Last weekend was the culmination of a busy and rewarding 10 days for Glengarriff actress and writer Clodagh Downing, which saw her take in two very different coastal towns, each with their own film connection. It began on the Côte d’Azur with Downing endeavouring to sell her short film Patsy Dick in the Short Film Corner of the Cannes Film Festival, and finished with her presenting the film in Schull, at the Fastnet Short Film Festival.
This week she can look back on that period with the satisfaction of having won a special prize for a film with local interest in Schull. But more importantly she has secured an offer for a distribution deal in Cannes, as well as expressions of interest that need to be followed up.
Patsy Dick is a gentle feelgood short film that details a true-life magical encounter between a childless American couple on holiday in West Cork and local boatman Patsy Dick.
It premiered at the Cork Film Festival, and was later premiered at the Jameson Dublin International Film Festival. Listening to Downing recount her experience of Cannes, it is clear she is someone for whom networking and business have become as important as the art.
“I was networking so much at Cannes that somebody bought me a business card holder,” she laughs.
One person who didn’t receive her card at Cannes was Jim Sheridan, but Downing made amends when she met the director of My Left Foot and In America at Fastnet.
“Myself and my producer Laura McNicholas were in a coffee shop on Sunday and she said: ‘Oh look, there’s Jim Sheridan,’ and I was like a meerkat – up. Because I had dropped the ball in France, I went over to him and he came over to the table and he asked all about us. He had watched Patsy Dick and he said to me: ‘How come you’re an actor and I haven’t heard about you?’, And you know, I’m living in Dublin for the past 10 years.
“And I said it to him. I said I went around believing that the talent will out. You know you feel a bit awkward going: ‘Me! Me! Me! Over here!’. It’s a bit cringey but at the end of the day when I started writing my own stuff I had to sell it.”

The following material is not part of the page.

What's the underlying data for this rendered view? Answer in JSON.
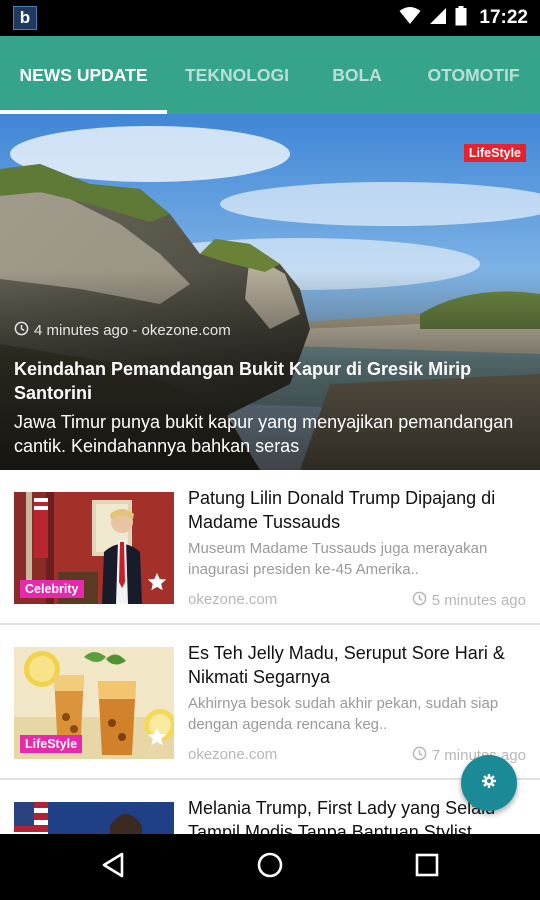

From a young age Downing wanted to act. She tells a story of how as a star-struck seven-year-old she asked Glengarriff’s most famous resident, screen legend Maureen O’Hara, for some advice when O’Hara visited her parent’s shop. “Have another string to your bow,” counselled the great lady. It wasn’t until 2009, when Downing wrote her first one-woman show, The Evolution of Lauren Begaun, which was a sell-out at the Dublin Fringe Festival, that the extra string would be her writing.
That show has since evolved into another short film, Lauren Begone, which also screened at Fastnet and which she hopes to make into a feature in west Cork.

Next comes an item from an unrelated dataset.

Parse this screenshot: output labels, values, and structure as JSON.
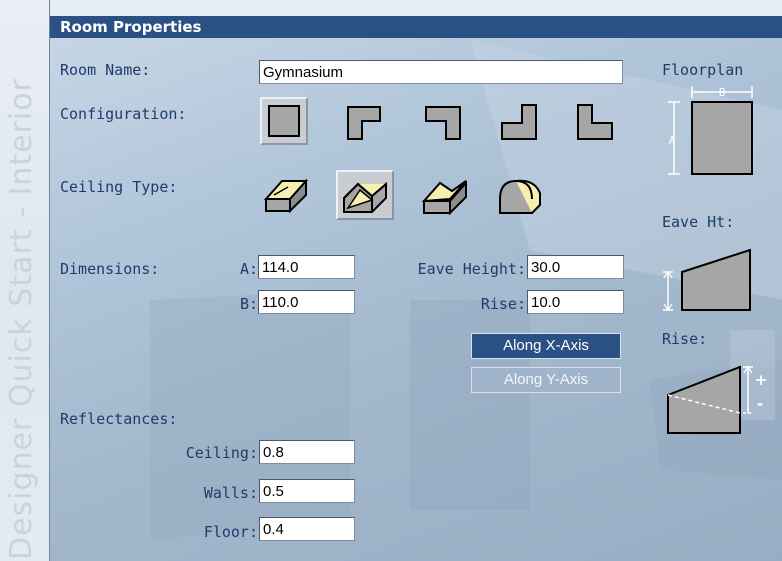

‘Life is for living not wanting’ is the tag line to Patsy Dick, and it’s a maxim Downing has been careful to heed. While she has yet to decide upon the distribution offer she has received, so far it has buoyed her.
“It means you’re making films of international appeal if they’re interested and that’s good,” she says. “Patsy Dick is a very Irish name and it’s very Irish in terms of the backdrop and the characters but it’s a universal theme.”